Le jeu est également accessible en version numérique sur Tabletopia, ce qui permet de le découvrir et de jouer à distance avant de réunir un groupe autour d’une table.

Les principales forces d’Oligark

La première force du jeu est son interaction constante. Les décisions des joueurs s’entrecroisent et obligent chacun à rester attentif pendant toute la partie.

Sa deuxième force est la place accordée à la négociation. Savoir parler, convaincre et construire des ententes peut être aussi important que la gestion de ses ressources.

La troisième est son équilibre entre ambition et endettement. Les joueurs doivent progresser sans fragiliser excessivement leur situation financière.

Enfin, Oligark possède une identité thématique originale. Sa satire de la politique, de la finance et des cercles d’influence lui donne une personnalité différente de celle des jeux de stratégie plus traditionnels.

Pour quel type de joueurs?

Oligark s’adresse principalement aux personnes qui apprécient :

  • les jeux de stratégie interactifs;
  • les négociations et les alliances temporaires;
  • les décisions politiques et financières;
  • les jeux dans lesquels il faut s’adapter aux autres;
  • les univers satiriques inspirés du monde contemporain.

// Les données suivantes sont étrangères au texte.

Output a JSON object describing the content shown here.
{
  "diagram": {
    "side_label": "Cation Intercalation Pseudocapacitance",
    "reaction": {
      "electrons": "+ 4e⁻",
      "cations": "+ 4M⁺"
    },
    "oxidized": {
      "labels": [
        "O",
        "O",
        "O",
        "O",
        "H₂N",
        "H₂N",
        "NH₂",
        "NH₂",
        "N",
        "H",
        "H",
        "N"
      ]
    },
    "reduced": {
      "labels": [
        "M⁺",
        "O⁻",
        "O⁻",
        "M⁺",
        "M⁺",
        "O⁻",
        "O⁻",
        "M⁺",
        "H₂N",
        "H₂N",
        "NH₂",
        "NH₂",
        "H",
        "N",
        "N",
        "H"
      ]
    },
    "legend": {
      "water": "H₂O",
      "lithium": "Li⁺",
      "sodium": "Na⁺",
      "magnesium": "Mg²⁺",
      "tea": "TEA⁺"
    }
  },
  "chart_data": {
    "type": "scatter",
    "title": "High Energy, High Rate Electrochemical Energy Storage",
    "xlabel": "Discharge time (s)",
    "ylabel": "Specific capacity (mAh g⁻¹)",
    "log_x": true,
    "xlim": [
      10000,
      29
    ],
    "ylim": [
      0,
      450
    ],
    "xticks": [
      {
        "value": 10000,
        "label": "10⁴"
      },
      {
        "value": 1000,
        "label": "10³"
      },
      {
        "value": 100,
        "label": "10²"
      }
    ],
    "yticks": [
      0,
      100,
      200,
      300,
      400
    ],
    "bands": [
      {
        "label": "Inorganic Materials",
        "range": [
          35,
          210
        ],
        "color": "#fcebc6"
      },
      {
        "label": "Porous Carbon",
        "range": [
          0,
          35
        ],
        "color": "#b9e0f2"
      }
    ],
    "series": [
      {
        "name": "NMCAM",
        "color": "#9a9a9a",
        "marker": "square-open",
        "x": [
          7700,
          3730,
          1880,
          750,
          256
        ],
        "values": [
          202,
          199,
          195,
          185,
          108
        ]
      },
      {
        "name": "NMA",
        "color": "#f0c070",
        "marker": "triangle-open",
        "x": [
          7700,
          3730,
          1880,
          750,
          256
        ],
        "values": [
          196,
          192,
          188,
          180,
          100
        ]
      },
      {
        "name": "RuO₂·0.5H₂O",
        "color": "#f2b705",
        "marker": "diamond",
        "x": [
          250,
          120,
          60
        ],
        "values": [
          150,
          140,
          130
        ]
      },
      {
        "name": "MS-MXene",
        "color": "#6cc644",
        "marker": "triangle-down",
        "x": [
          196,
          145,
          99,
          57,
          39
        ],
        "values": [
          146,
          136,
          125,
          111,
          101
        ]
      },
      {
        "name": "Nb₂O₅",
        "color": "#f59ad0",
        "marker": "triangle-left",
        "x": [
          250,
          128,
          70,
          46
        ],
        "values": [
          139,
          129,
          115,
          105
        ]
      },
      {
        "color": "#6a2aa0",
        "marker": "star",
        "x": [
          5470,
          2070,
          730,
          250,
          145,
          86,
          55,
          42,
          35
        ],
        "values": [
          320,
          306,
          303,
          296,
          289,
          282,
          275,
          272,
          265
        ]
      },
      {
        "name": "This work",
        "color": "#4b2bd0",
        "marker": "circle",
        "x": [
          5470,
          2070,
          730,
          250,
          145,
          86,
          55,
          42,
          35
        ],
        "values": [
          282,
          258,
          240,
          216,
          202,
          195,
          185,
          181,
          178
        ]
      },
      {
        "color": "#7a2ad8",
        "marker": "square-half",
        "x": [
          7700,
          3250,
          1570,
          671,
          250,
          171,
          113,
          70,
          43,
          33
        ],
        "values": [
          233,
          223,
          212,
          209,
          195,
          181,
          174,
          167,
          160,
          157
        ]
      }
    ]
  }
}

Les joueurs qui aiment planifier seuls dans leur coin pourraient être déstabilisés par l’importance des discussions. En revanche, ceux qui aiment convaincre, débattre et provoquer des retournements de situation y trouveront un terrain de jeu particulièrement stimulant.

Prendre le pouvoir… sans perdre le contrôle

 

Oligark transforme les mécanismes du pouvoir en une expérience sociale, stratégique et satirique. Il ne demande pas seulement aux participants de bien gérer leurs ressources. Il leur demande aussi de comprendre les autres, d’anticiper leurs réactions et de choisir soigneusement les personnes auxquelles ils peuvent accorder leur confiance.

Dans cet univers, l’influence peut disparaître aussi rapidement qu’elle a été acquise, les alliances ont rarement vocation à durer et les décisions les plus profitable

s ne sont pas toujours les plus prudentes.

Après tout, accéder au cercle des puissants est une chose. Y rester sans crouler sous les dettes en est une autre.